するとドルチェットと同じような文章が浮かび上がってきた。
「貴方の呪いは『視力喪失』ですぅぅう!!?」
困る!!その呪いは困るぞ!!
千里眼シリーズの心眼でも会得していたらそんなんでもなかったもしれないけど俺は持ってないんだ!!
「おのれい!!!」
同じく確認したらしいアスティベラードが激怒。
「これは、なんとも嫌なところを突いてくる…」
みんなに確認したところ、それぞれの呪いは次のようになった。
ディラ『視力喪失』
クレイ『防御力低下』
アスティベラード『声喪失』
ノクターン『記憶混乱』
ドルチェット『利き腕の感覚喪失』
ジルハ『完全獣化』
「ボクだけなんか変じゃない??」
ジルハが呪いの事で解せないみたいな顔をしていた。
「というか、獣化って、ボクに何のデメリットが?」
この人獣になること事態にデメリットを感じないのか。
すごいな。
それにドルチェットが答えた。
「人の言葉が喋れなくなるんじゃね?」
「え、それはやだ」
ジルハの嫌がるポイントがいまちいわからん。
「あの…。
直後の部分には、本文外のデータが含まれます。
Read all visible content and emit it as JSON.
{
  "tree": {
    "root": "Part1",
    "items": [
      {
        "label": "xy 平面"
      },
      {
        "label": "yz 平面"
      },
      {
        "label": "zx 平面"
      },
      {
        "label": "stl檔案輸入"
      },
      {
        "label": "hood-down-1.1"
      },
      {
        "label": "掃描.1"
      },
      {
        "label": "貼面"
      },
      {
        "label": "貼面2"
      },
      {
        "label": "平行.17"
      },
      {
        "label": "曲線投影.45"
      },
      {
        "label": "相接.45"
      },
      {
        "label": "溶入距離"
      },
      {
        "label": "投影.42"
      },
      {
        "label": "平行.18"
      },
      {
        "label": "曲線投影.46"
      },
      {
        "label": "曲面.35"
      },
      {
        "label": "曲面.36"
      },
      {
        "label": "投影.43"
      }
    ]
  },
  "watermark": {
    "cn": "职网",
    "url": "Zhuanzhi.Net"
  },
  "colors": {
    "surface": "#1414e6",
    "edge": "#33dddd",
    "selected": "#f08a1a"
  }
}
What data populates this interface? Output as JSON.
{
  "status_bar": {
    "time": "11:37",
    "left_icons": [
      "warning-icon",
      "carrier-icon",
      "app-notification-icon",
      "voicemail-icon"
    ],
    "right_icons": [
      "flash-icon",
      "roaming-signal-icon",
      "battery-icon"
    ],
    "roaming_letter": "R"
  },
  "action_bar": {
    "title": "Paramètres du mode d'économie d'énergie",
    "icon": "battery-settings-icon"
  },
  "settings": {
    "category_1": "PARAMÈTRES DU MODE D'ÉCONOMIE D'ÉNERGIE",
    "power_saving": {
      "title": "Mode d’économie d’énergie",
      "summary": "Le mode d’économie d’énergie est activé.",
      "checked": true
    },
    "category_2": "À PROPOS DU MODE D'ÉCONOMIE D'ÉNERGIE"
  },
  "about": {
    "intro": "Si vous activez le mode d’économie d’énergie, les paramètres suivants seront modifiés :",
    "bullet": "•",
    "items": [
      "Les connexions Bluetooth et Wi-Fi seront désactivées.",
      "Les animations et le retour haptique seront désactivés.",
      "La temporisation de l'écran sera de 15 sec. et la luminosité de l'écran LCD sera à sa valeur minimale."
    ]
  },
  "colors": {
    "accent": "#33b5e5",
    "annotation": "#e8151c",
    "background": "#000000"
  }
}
確認なんですけど…」
呪いが痴呆のノクターンがロエテムにしがみつきながら挙手をした。
「これ…、この数字…一分毎に減ってません…?」
「……ほんとうだ」
73が70になってた。
「やばいなこれ。急がないと」
戦闘の役立たずになる前に見付けて倒して戻ろう。
ドルチェットが手すりから下を覗き込んだ。
出現した所は吹き抜けの廊下だったけど、下は真っ暗闇で、二階下までしか見えず、上の方はなんでかボヤけて認識できない。
行けるところはぐるりと吹き抜けを取り囲んだここと、そこから内部に続いていると思わしき所が四つ。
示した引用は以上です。